Yeltsin ekes out win in legislature Conservative foes fail in challenge to president's power

December 06, 1992|By Will Englund | Will Englund,Moscow Bureau

MOSCOW -- By the most precarious of margins, President Boris N. Yeltsin yesterday staved off constitutional amendments that would have given the Communist-dominated Russian legislature new strength at his expense.

On the most important measure -- one that would have required him to get the Parliament's approval for his Cabinet appointments -- his foes fell just four votes short in the 1,040-member Congress of People's Deputies.

They needed at least two-thirds of the total number of deputies, or 694 votes, to pass the amendment, and they came up with 690.

On another, somewhat less important amendment, there were 693 votes in favor -- one shy of passage.

The votes leave Russia's Cabinet and reform program intact, for now, although the Congress will continue to meet this week.

The votes came after four days of vituperative debate in the country's supreme legislative body, which is dominated by conservative opponents of the Russian government's reform program. The anti-reform forces have seemed stronger in this session than at any time since the failed coup of August 1991. But so far, they have been unable to consolidate their strength and achieve any significant results.

Still, the government's hold on power is shaky. Tomorrow, the Congress is scheduled to debate Mr. Yeltsin's nomination of Yegor T. Gaidar, the chief of the economic program and a man who is disliked by many in the Congress, as prime minister. Until now, Mr. Gaidar has filled that post on an acting basis.

"I would not like to be in his shoes on Monday," said an angry Sergei Baburin, a leader of the opposition.

The Congress did pass two constitutional amendments yesterday, declaring that government ministries are accountable to both the president and the Congress. Mr. Yeltsin's allies argued that these amendments were not as significant as those that failed.

The Congress also passed a land-ownership provision that was supported by the government but that has so many qualifications that its impact is unlikely to be sweeping.

Ruslan Khasbulatov, the speaker of the Congress, said Mr. Yeltsin's forces, who have become a small minority within the body, scored a Pyrrhic victory. Any more such victories, he said, "will destroy the country."

"The whole country has lost, not just the Parliament," said Ilya Konstantinov, one of the leaders of the extreme National Salvation Front.

Aleksandr Shokhin, a member of the Cabinet, called the votes "a victory for democracy."

Sergei Yushenkov, a leader of the democratic reform bloc, acknowledged after the vote yesterday that the government needs to find ways to strengthen itself politically.

"Of course we need compromises now," he said. "But if it's a compromise with the Communists, I'm against it. If it's a compromise between one variant of democratic reform and a more radical one, then I'm for it."

The votes capped a 36-hour period of intense maneuvering and heady rumor-mongering. Conservatives won a bid Thursday to vote on the amendments by secret ballot, which led to a fistfight on the floor of the Congress. The voting was put off three times Friday. Mr. Yeltsin was reported to be meeting with leaders of the centrist opposition. Then he was reported to be preparing a nationwide televised appeal. His aides suggested that he might seek to dissolve the Congress.

Yesterday, both sides worked to shore up their positions. Absentee ballots were even solicited from the nine deputies who have been hospitalized since the session began Tuesday (none because of the fistfight).

The Kremlin was closed to reporters until 5 p.m., as the Congress voted, counted and deliberated. When the Congress at last went into public session again, Mr. Yeltsin was nowhere to be seen. It seemed evident in the end that no major deal had been reached, judging by the eyelash-thin margin by which the president managed to carry the day.

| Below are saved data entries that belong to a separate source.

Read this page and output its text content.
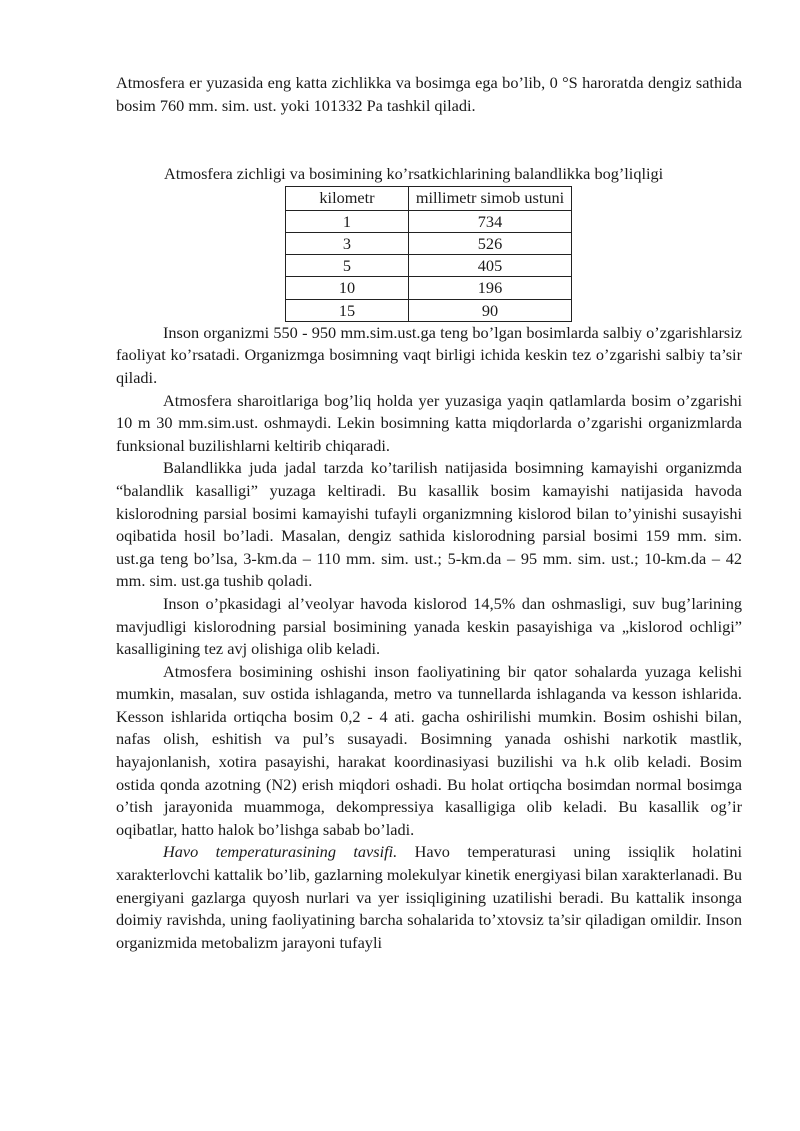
Atmosfera er yuzasida eng katta zichlikka va bosimga ega bo’lib, 0 °S haroratda dengiz sathida bosim 760 mm. sim. ust. yoki 101332 Pa tashkil qiladi.

Atmosfera zichligi va bosimining ko’rsatkichlarining balandlikka bog’liqligi

kilometr	millimetr simob ustuni
1	734
3	526
5	405
10	196
15	90

Inson organizmi 550 - 950 mm.sim.ust.ga teng bo’lgan bosimlarda salbiy o’zgarishlarsiz faoliyat ko’rsatadi. Organizmga bosimning vaqt birligi ichida keskin tez o’zgarishi salbiy ta’sir qiladi.

Atmosfera sharoitlariga bog’liq holda yer yuzasiga yaqin qatlamlarda bosim o’zgarishi 10 m 30 mm.sim.ust. oshmaydi. Lekin bosimning katta miqdorlarda o’zgarishi organizmlarda funksional buzilishlarni keltirib chiqaradi.

Balandlikka juda jadal tarzda ko’tarilish natijasida bosimning kamayishi organizmda “balandlik kasalligi” yuzaga keltiradi. Bu kasallik bosim kamayishi natijasida havoda kislorodning parsial bosimi kamayishi tufayli organizmning kislorod bilan to’yinishi susayishi oqibatida hosil bo’ladi. Masalan, dengiz sathida kislorodning parsial bosimi 159 mm. sim. ust.ga teng bo’lsa, 3-km.da – 110 mm. sim. ust.; 5-km.da – 95 mm. sim. ust.; 10-km.da – 42 mm. sim. ust.ga tushib qoladi.

Inson o’pkasidagi al’veolyar havoda kislorod 14,5% dan oshmasligi, suv bug’larining mavjudligi kislorodning parsial bosimining yanada keskin pasayishiga va „kislorod ochligi” kasalligining tez avj olishiga olib keladi.

Atmosfera bosimining oshishi inson faoliyatining bir qator sohalarda yuzaga kelishi mumkin, masalan, suv ostida ishlaganda, metro va tunnellarda ishlaganda va kesson ishlarida. Kesson ishlarida ortiqcha bosim 0,2 - 4 ati. gacha oshirilishi mumkin. Bosim oshishi bilan, nafas olish, eshitish va pul’s susayadi. Bosimning yanada oshishi narkotik mastlik, hayajonlanish, xotira pasayishi, harakat koordinasiyasi buzilishi va h.k olib keladi. Bosim ostida qonda azotning (N2) erish miqdori oshadi. Bu holat ortiqcha bosimdan normal bosimga o’tish jarayonida muammoga, dekompressiya kasalligiga olib keladi. Bu kasallik og’ir oqibatlar, hatto halok bo’lishga sabab bo’ladi.

Havo temperaturasining tavsifi. Havo temperaturasi uning issiqlik holatini xarakterlovchi kattalik bo’lib, gazlarning molekulyar kinetik energiyasi bilan xarakterlanadi. Bu energiyani gazlarga quyosh nurlari va yer issiqligining uzatilishi beradi. Bu kattalik insonga doimiy ravishda, uning faoliyatining barcha sohalarida to’xtovsiz ta’sir qiladigan omildir. Inson organizmida metobalizm jarayoni tufayli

"The bout has been postponed until spring," when the Congress will hold its next session, said Vladimir Novikov, one of the deputies. "There are no victors today."

Mr. Yeltsin's main task now is to keep his government's reform program moving. Sergei Stankevich, one of his aides, said late yesterday that he believed Mr. Gaidar's chances of becoming full prime minister are "50-50." Mr. Shokhin said he believed the deputies will be aroused against the government by yesterday's voting and will be less likely to approve Mr. Gaidar.

Mr. Yeltsin's weakness in the Congress, which was elected in 1990, in the old Soviet era, may stem partly from his attempts to place himself above politics. Mr. Yeltsin has not joined any party or faction -- but now seems to have no organization behind him.

His opponents have accused him, with some accuracy, of relying solely on an inner circle of aides, and have advanced that as one reason why the Parliament should take a stronger measure of control.

Pavel Boschonov, once Mr. Yeltsin's press secretary, wrote in yesterday's Komsomolskaya Pravda, "It is not an influential political force that is at the helm of the Russian state but a group, or rather a clan, of politicians knocked together" on the basis of a Soviet-era sense of loyalty.

Mr. Yeltsin, perhaps recognizing this weakness, announced last Sunday that he planned to lead a new political party. The announcement was clearly a warning shot aimed at his opponents in the Congress -- but the party itself will come too late to help him this time around.